Samsung has introduced yet another extension to the LPDDR5 specification at the International Solid-State Circuits Conference (ISSCC), increasing data transfer rates to 12,700 MT/s (12.7 GT/s). To increase the speed, Samsung had to add four-phase self-calibration and AC-coupled transceiver equalization to its DRAM chips, which it calls its LPDDR5-Ultra-Pro DRAM.
World’s fastest LPDDR5X Samsung’s highest-speed LPDDR5X, with a data transfer rate of 12,700 MT/s, is a 16 Gb memory IC with an industry-standard voltage of 1.05V made using the company’s 5th Generation 10nm-class DRAM fabrication process. 16 Gb device capacity may not be too impressive on the mobile devices front, considering Samsung announced 24 Gb LPDDR5X ICs in 2023 and then launched 32Gb LPDDR5X ICs in 2024 . However, 16 Gb could be quite a decent capacity for applications that do not demand the highest memory densities. This is perhaps why Samsung’s ISSCC paper mentions AI, AR, VR, and server applications, whereas the company’s presentation mentions LPCAMM2 modules aimed at PCs and servers (well, edge servers).
The LPDDR5 specification was introduced in 2019 with the plan to extend the data transfer rate to 6,400 MT/s. In 2021, JEDEC published an extended version of the spec — dubbed LPDDR5X — that pushed the speed to 8,533 MT/s. But that was not enough for at least some LPDDR5X users, so Micron, Samsung, and SK hynix further increased the data transfer rate of LPDDR5X to 9,600 MT/s in 2023, and then Samsung followed up with 10,700 MT/s in 2024 (which it has yet to ship). Now, Samsung has taken another step and introduced LPDDR5-Ultra-Pro memory with a 12,700 MT/s data transfer rate.
Enabling such an extreme data transfer rate required Samsung to implement a four-phase self-calibration loop and AC-coupled transceiver equalization. These two features are not defined in the LPDDR5X specification and are vendor-specific circuit-level design techniques used to meet or exceed the official JEDEC LPDDR5X data rate and power requirements.

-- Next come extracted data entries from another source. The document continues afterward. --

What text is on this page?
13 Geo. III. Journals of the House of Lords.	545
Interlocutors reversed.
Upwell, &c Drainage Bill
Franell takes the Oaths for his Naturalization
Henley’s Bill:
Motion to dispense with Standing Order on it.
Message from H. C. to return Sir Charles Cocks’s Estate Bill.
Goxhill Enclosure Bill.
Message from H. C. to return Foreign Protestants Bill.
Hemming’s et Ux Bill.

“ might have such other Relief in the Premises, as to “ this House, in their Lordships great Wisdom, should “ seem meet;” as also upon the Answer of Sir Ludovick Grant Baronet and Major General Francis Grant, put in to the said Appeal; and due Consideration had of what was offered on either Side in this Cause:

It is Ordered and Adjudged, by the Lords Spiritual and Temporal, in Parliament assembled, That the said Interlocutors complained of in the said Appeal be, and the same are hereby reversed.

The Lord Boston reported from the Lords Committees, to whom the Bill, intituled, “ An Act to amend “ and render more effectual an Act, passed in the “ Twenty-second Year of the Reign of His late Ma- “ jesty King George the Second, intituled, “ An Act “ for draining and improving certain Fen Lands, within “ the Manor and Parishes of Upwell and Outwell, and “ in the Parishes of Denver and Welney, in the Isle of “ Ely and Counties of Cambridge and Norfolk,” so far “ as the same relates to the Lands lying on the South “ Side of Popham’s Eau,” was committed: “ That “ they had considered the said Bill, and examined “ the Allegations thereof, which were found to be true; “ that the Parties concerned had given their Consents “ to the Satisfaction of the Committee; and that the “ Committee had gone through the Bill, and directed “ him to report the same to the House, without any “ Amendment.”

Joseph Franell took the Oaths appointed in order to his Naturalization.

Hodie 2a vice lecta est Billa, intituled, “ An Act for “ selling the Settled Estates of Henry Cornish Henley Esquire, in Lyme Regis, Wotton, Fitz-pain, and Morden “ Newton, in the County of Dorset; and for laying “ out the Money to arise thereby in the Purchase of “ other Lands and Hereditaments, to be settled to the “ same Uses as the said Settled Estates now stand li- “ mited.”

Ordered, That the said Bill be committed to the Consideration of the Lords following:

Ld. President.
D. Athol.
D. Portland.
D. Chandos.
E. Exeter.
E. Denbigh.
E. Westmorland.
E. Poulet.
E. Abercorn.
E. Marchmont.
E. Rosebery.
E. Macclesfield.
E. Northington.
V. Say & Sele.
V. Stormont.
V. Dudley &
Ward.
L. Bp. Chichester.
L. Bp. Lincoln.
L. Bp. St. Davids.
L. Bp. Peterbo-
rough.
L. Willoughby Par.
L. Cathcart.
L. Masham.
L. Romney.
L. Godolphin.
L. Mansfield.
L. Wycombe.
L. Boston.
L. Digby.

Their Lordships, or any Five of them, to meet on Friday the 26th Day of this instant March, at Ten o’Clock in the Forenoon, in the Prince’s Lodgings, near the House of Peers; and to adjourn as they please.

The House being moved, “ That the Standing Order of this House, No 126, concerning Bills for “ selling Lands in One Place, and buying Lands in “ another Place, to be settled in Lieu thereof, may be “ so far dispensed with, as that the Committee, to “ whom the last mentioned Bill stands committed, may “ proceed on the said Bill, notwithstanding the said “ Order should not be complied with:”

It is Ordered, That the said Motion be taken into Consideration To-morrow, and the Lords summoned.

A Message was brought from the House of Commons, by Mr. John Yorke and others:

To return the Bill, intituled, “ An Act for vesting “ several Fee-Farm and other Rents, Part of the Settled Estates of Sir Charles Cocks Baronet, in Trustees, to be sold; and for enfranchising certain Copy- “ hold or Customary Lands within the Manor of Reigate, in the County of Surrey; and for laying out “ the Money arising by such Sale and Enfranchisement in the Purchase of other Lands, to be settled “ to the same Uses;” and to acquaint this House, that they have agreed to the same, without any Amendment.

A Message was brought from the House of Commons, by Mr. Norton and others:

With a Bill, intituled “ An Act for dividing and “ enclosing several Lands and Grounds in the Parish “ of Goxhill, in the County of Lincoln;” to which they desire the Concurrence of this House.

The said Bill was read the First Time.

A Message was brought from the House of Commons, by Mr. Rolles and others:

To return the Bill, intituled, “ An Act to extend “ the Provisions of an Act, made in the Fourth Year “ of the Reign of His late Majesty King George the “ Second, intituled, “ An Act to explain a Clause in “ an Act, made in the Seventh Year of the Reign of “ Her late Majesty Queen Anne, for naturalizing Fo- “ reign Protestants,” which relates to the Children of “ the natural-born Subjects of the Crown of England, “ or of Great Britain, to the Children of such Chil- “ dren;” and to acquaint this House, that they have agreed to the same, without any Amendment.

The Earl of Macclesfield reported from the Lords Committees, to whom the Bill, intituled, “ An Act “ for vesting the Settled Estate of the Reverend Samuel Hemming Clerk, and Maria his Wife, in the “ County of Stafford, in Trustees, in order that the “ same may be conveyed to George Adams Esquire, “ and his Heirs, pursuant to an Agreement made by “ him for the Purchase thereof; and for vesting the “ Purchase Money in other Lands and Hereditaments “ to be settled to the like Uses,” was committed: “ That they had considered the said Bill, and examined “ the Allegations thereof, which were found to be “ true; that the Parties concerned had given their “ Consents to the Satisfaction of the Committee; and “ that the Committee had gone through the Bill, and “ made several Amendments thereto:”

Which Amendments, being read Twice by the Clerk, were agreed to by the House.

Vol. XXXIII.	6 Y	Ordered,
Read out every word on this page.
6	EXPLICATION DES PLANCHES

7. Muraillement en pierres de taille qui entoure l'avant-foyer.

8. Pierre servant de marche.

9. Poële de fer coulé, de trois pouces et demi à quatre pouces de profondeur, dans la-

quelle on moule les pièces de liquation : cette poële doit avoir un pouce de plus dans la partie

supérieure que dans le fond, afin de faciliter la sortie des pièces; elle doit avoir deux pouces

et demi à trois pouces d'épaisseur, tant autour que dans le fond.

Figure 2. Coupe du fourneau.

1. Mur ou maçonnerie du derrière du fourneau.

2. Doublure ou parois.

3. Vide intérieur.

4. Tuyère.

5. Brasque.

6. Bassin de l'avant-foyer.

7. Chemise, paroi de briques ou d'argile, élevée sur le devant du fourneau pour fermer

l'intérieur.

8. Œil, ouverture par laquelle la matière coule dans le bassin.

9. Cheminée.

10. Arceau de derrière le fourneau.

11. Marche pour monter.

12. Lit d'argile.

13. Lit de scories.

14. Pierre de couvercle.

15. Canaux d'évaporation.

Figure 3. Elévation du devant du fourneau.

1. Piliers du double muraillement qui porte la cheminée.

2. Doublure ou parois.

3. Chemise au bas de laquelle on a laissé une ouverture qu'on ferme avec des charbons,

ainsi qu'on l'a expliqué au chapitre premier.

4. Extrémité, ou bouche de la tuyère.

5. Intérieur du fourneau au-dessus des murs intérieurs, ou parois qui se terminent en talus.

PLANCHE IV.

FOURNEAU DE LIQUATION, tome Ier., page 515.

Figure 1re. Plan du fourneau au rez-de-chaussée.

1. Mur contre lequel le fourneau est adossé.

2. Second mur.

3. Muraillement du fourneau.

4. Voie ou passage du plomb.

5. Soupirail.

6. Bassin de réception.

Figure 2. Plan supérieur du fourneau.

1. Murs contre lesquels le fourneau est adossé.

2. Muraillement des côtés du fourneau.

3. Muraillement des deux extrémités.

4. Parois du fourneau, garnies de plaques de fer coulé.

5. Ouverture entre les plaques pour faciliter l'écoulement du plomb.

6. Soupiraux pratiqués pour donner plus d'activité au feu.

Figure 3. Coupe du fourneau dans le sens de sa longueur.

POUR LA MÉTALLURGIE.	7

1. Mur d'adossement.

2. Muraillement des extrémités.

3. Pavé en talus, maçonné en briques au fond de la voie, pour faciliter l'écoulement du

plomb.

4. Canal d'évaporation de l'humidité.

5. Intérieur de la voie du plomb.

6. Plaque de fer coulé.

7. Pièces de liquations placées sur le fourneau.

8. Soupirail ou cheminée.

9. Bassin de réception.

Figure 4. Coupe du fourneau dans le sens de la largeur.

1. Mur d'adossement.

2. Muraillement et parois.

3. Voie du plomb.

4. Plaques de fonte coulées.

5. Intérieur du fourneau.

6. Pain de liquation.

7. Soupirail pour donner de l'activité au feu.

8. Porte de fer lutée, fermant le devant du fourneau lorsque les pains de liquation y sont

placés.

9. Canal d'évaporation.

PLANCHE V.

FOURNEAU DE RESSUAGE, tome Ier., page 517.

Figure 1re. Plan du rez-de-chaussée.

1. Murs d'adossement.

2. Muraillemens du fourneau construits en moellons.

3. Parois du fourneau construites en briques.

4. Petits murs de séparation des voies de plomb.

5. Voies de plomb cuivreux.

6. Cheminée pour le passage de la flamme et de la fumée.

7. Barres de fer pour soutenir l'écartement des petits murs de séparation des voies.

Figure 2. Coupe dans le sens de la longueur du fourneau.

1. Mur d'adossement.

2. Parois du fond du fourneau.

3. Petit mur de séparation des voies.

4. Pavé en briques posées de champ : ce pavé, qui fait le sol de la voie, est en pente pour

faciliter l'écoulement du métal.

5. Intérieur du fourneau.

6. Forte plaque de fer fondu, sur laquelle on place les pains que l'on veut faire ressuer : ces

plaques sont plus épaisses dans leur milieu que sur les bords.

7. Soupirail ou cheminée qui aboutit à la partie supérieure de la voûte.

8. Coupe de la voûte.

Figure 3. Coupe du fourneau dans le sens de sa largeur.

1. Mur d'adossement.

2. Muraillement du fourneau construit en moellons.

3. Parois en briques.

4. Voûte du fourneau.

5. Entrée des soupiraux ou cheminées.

Four-phase self-calibration loop A four-phase self-calibration loop is a circuit-based solution that ensures four internal clock phases (0°, 90°, 180°, and 270°) remain properly aligned in high-speed memory interfaces. In LPDDR5X DRAM, clock signals are divided and distributed to create these four phases, which drive data transfers at multi-GT/s speeds. Even slight mismatches between these phases — called phase skew — can affect the timing margin and degrade performance. The calibration loop measures each pair of phases (e.g., 0° vs. 180°, 90° vs. 270°) and automatically compensates for any offset.
Samsung’s implementation of the four-phase self-calibration loop uses two calibration steps: flip and unflip. By flipping which signal is fed to the circuit under test (e.g., swapping 0° and 180°) and comparing the results against the unflipped measurement, the calibration logic isolates and corrects the true clock-phase misalignment. The final calibration codes are then applied to shift or adjust each phase as needed to preserve clean, evenly spaced clock edges inside the chip.
AC-coupled transceiver equalization At high-speed data transmission rates, signals are prone to attenuation and inter-symbol interference (ISI) along the channel. AC-coupled transceiver equalization addresses signal issues in high-speed DRAM components: on a high level, it boosts the clock signal, equalizes the receiver, and pre-emphasizes the transmitter.
Samsung’s implementation involves three complementary blocks: an AC-coupled booster (ACCB) in the clock buffer, an AC-coupled equalizer (ACCE) on the receive side, and an AC-coupled pre-emphasis (ACCP) on the transmit side. Each applies extra high-frequency gain at various points in the path, ensuring that attenuated clock edges are restored and timing integrity is maintained. According to Samsung, the net effect is more robust data transmission and reception at speeds exceeding 10,000 MT/s per pin.
Measurements Based on the company’s own measurements, at its maximum rate of 12,700 MT/s, Samsung’s LPDDR5-Ultra-Pro DRAM memory chip operates reliably at 1.05 volts. Even at 10,700 MT/s, it maintains stability above 0.9 volts, according to measurements conducted by Samsung. The read and write margins at peak speed measure 0.71 and 0.68 unit intervals, respectively, demonstrating robust signal integrity. These values confirm the effectiveness of Samsung’s calibration and equalization techniques.